They all laughed at Christopher Columbus . .
My sister in law and I have been the object of derision at the hands of our children for different but not un-related reasons.
Mary Ann’s crime has been labeling the shelves in her refrigerator, so that visiting sons, or even her marauding husband, don’t stand there with an open door rummaging perpetually for cheese. The cheese shelf is clearly marked! Mostly, it gives Mary Ann the sense of organization we so dearly need as we grow older. A kind of domestic “God’s in his Heaven—All’s right with the world” moment.
In my case, it’s for date labeling newly purchased cans, bottles, jars and packages before putting them on the pantry shelves.
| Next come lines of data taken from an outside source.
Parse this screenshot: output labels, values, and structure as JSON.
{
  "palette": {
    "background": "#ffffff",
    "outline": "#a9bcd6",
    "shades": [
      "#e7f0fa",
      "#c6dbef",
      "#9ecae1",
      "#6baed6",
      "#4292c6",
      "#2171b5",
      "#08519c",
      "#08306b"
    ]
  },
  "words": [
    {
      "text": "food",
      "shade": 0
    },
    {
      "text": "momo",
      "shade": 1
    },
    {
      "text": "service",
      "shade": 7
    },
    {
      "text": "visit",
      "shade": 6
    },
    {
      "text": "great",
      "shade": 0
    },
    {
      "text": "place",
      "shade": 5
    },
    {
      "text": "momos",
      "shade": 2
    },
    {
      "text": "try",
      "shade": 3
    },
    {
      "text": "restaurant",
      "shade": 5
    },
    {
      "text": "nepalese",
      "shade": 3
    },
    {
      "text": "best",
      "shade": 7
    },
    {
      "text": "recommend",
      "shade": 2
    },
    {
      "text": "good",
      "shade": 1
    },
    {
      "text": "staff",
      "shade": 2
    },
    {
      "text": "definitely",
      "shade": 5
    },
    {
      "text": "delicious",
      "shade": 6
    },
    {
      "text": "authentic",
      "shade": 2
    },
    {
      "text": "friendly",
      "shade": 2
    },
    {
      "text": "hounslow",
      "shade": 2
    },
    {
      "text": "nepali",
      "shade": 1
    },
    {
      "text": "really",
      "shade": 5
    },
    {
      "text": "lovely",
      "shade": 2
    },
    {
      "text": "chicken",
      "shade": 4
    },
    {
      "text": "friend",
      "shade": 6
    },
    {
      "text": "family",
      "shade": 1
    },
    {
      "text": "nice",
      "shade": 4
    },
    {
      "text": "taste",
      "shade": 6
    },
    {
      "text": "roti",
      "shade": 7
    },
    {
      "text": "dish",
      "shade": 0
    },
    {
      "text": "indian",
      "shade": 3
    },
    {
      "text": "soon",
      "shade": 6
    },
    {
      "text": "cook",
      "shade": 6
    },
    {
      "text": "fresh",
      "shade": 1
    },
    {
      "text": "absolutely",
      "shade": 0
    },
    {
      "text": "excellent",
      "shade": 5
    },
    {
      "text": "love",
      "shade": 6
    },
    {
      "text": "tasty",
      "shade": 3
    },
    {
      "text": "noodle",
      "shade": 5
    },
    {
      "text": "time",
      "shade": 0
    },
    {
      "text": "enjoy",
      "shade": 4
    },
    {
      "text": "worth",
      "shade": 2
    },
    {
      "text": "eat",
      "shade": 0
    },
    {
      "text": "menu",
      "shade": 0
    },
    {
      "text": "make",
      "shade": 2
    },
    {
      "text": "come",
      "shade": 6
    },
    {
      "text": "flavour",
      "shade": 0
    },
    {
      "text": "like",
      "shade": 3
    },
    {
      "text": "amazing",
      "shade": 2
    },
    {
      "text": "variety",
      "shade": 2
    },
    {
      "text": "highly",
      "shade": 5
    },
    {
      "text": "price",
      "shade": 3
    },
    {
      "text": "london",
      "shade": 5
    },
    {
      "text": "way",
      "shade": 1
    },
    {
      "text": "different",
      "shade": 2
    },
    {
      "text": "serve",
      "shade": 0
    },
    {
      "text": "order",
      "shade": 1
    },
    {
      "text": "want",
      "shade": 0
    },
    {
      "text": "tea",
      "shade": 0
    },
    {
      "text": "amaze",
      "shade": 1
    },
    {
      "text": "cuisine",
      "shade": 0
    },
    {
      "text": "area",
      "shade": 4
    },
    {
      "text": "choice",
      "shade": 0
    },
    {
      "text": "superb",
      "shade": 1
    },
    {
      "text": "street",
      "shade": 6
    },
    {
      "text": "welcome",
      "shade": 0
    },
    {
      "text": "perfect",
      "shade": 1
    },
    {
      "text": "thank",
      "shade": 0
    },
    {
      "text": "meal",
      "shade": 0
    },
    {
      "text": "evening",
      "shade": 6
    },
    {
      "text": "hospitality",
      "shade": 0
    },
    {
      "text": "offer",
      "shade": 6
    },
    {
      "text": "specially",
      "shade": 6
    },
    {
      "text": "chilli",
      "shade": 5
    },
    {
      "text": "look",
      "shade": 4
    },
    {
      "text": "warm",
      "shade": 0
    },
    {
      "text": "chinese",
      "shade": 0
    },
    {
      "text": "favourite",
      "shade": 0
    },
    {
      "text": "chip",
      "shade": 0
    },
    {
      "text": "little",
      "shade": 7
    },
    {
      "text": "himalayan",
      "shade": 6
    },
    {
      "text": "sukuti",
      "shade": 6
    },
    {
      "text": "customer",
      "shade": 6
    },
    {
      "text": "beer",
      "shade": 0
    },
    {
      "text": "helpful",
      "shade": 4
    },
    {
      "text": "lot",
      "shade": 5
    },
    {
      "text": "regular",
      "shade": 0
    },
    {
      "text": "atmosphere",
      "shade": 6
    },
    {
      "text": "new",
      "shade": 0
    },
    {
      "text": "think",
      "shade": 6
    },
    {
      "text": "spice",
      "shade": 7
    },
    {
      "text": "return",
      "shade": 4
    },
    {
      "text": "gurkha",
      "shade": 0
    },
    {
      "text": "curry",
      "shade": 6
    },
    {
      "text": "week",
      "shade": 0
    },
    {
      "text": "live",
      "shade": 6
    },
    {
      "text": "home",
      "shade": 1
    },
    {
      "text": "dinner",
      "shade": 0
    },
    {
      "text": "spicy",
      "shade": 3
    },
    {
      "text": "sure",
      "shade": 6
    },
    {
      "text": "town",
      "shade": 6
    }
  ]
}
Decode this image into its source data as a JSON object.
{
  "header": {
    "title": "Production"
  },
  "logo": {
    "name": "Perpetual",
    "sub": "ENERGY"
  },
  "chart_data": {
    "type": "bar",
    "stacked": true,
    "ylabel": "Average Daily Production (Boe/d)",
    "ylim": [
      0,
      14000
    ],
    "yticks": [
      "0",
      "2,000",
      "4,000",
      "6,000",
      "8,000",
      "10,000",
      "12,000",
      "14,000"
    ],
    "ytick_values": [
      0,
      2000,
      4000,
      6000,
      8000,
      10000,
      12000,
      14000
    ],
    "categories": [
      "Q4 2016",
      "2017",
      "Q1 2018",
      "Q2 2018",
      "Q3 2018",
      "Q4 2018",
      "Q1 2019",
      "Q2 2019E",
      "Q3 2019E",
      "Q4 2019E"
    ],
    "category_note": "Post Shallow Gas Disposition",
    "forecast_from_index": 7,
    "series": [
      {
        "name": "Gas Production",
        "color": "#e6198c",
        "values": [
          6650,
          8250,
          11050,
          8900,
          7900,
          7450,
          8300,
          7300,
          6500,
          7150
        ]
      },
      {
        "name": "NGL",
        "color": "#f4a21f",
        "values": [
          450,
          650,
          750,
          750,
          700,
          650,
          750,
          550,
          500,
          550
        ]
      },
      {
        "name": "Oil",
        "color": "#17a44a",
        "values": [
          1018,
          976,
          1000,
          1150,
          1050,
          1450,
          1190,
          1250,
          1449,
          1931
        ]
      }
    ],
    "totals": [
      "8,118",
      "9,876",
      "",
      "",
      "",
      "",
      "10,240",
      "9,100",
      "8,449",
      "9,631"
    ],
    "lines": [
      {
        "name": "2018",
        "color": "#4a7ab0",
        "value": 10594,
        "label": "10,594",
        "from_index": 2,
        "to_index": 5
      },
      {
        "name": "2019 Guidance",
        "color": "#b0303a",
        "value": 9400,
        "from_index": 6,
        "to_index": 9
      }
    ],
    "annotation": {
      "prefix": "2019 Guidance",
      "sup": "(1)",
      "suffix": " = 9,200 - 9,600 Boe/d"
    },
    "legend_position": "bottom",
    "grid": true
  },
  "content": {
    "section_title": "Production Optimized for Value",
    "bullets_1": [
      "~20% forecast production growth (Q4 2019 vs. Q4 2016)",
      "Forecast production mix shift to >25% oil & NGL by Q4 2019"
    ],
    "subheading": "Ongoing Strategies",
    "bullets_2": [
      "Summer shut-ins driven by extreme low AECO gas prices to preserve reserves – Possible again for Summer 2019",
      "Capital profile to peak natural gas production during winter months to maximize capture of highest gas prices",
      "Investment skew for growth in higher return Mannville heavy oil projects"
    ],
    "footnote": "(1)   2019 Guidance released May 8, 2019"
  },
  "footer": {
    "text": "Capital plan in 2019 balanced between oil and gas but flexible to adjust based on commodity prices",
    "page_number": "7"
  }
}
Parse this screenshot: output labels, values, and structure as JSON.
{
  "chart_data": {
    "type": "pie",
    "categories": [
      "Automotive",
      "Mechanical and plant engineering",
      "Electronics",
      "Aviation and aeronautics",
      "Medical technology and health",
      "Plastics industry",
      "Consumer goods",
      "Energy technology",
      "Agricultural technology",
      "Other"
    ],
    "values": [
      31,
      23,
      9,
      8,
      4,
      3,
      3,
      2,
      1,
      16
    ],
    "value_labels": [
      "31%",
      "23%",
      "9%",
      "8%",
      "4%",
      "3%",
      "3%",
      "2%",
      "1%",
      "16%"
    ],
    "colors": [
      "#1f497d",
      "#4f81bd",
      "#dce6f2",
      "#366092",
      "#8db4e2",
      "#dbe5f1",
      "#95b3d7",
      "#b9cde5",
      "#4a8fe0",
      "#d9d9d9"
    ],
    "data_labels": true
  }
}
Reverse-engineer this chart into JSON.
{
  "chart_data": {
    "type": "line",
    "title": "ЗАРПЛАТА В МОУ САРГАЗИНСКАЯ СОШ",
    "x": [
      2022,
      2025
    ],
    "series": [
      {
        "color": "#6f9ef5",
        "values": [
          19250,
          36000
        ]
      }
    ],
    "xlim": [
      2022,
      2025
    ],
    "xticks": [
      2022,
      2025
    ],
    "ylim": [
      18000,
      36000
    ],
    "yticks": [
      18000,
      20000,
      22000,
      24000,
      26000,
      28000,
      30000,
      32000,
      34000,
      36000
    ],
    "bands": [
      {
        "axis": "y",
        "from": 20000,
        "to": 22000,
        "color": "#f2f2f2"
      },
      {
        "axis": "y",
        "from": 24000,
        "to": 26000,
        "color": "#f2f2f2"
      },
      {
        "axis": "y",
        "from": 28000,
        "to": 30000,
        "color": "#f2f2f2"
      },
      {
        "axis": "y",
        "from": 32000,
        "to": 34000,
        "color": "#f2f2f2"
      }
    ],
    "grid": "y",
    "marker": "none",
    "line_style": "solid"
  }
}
Not pickles or mustard, never cereal or eggs or ice cream. They always get eaten up. It’s the more esoteric purchases that can languish in the back of the cupboard way past their “use by” date. You know the problem: every Thanksgiving you throw an extra can or two of pumpkin puree or evaporated milk into the cart, just in case you want to make an extra pie, or you go on a chinese food kick and buy lots of jars of hoisin and plum sauce. All those mediterranean hors d’oeuvres that call for jars of sun-dried tomatoes and pesto are my summer downfall. You get the idea. The beans in my photo date back to a trip to Santa Fe when I came home and invested heavily in tex-mex ingredients. I was appalled to see that the jar of anise was bought in 2001 (though Mary Ann claims some of her spices date back to her wedding in 1965.) Since the shelf life of spices is limited (six months?) I need to go on a search and destroy mission.
But I take great comfort in knowing that next Thanksgiving I will not make pumpkin pie out of 1995 pumpkin, while throwing out a can I bought two weeks earlier. Nor, dear children, will you have to eat it.